The Captain Shall Remain Unknown

I had never thought about the importance of footnotes, until I had to write my first paper in Chicago style. As a college student, I was only familiar with MLA and APA; but, one day I was asked to write a paper in Chicago style -a style that I was not acquainted with. Something very particular to this form of writing is footnotes or endnotes. I’ve gotten used to them. They are better than being interrupted by a really long parenthetical reference in the middle of your paragraph. In all books I read, I look for the numbers next to my words, and then look for the appropriate footnote so that I can know what the author is  talking about.
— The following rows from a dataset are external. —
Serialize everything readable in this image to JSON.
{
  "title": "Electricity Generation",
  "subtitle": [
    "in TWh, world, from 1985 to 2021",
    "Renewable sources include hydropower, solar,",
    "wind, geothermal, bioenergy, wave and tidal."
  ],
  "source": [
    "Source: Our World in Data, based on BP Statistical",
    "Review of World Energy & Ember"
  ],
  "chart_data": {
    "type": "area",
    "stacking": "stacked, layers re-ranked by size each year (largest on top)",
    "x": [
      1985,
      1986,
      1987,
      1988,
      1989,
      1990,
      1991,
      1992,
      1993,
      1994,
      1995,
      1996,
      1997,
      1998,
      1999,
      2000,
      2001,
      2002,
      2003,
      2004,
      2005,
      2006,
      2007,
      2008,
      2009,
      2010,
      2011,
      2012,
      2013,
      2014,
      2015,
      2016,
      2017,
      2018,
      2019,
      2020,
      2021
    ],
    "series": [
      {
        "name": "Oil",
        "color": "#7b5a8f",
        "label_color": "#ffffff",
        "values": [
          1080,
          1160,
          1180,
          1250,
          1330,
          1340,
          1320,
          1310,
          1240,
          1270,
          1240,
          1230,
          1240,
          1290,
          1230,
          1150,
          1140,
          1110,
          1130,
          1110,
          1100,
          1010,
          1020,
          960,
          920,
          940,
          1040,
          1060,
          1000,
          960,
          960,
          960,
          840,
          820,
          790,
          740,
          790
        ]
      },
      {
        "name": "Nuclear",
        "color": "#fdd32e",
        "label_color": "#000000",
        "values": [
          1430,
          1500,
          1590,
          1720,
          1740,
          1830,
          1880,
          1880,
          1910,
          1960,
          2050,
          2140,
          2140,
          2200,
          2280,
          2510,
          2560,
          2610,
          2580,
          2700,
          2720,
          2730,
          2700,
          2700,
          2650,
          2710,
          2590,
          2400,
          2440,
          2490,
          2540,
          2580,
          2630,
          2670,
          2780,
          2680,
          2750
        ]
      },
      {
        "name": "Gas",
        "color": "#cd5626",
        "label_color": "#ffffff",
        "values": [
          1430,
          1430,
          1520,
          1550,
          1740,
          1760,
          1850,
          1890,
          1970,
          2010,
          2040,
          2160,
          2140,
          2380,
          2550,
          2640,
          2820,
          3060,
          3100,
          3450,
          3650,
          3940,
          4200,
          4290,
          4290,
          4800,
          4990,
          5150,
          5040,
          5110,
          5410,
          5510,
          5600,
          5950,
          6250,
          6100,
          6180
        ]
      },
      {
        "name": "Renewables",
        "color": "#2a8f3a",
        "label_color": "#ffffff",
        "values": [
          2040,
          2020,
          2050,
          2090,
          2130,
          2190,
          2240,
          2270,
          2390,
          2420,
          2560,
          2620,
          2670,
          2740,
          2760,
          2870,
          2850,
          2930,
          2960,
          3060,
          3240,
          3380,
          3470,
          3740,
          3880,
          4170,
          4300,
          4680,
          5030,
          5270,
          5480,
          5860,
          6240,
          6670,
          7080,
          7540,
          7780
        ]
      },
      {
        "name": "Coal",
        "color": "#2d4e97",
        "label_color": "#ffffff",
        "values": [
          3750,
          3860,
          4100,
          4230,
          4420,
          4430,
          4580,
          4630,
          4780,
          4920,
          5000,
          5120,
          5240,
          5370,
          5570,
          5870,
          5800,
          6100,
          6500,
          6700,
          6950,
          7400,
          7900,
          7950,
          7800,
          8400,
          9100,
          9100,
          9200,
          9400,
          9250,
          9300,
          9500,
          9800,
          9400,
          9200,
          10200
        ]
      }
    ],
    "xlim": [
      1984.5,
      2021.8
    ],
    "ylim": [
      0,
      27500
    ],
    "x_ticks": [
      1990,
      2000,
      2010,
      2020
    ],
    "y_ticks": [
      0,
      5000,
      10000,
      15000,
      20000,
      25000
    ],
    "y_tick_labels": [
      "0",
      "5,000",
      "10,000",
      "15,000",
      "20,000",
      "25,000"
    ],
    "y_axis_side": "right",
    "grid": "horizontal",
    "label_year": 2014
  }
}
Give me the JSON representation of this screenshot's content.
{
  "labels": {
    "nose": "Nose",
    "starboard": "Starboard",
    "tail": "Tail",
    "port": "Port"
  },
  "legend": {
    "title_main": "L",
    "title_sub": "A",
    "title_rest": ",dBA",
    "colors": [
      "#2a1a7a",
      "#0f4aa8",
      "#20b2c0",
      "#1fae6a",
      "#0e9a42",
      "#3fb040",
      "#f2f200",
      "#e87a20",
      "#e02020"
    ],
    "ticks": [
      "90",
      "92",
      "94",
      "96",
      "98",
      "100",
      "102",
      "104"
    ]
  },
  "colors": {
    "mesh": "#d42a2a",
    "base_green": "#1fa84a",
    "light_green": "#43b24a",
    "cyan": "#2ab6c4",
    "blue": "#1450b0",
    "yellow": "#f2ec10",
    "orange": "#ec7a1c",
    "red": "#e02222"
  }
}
However, footnotes vary from author to author, and some footnotes are more helpful than others. Lately, I’ve had to read Lewis’ scholarly work and I’ve found that his footnotes are not very elaborate. They merely take me to the main source. Yesterday, while reading one of Lewis’ book, I came across this thing called The Captain. The text was in italics, and the element was part of a comparison. Next to the text, there was a footnote number. When my eyes scrolled down to the bottom of the page, I realized that it did not explain what The Captain was. So, I turned to one of my best reading budddies: Google. Then, I remembered that the web was vast; therefore, I couldn’t get the answers that I wanted. From Google, I got references to soccer team captains, to Captain America (apparently there was also a Captain Britain), to captains from the army, etc. I’ve kept searching, but my search is futile. Unless I can bring Lewis out of his grave and ask him what he meant, the identity of The Captain shall remain unknown. Perhaps I could just ask someone who has read the book before: my professor.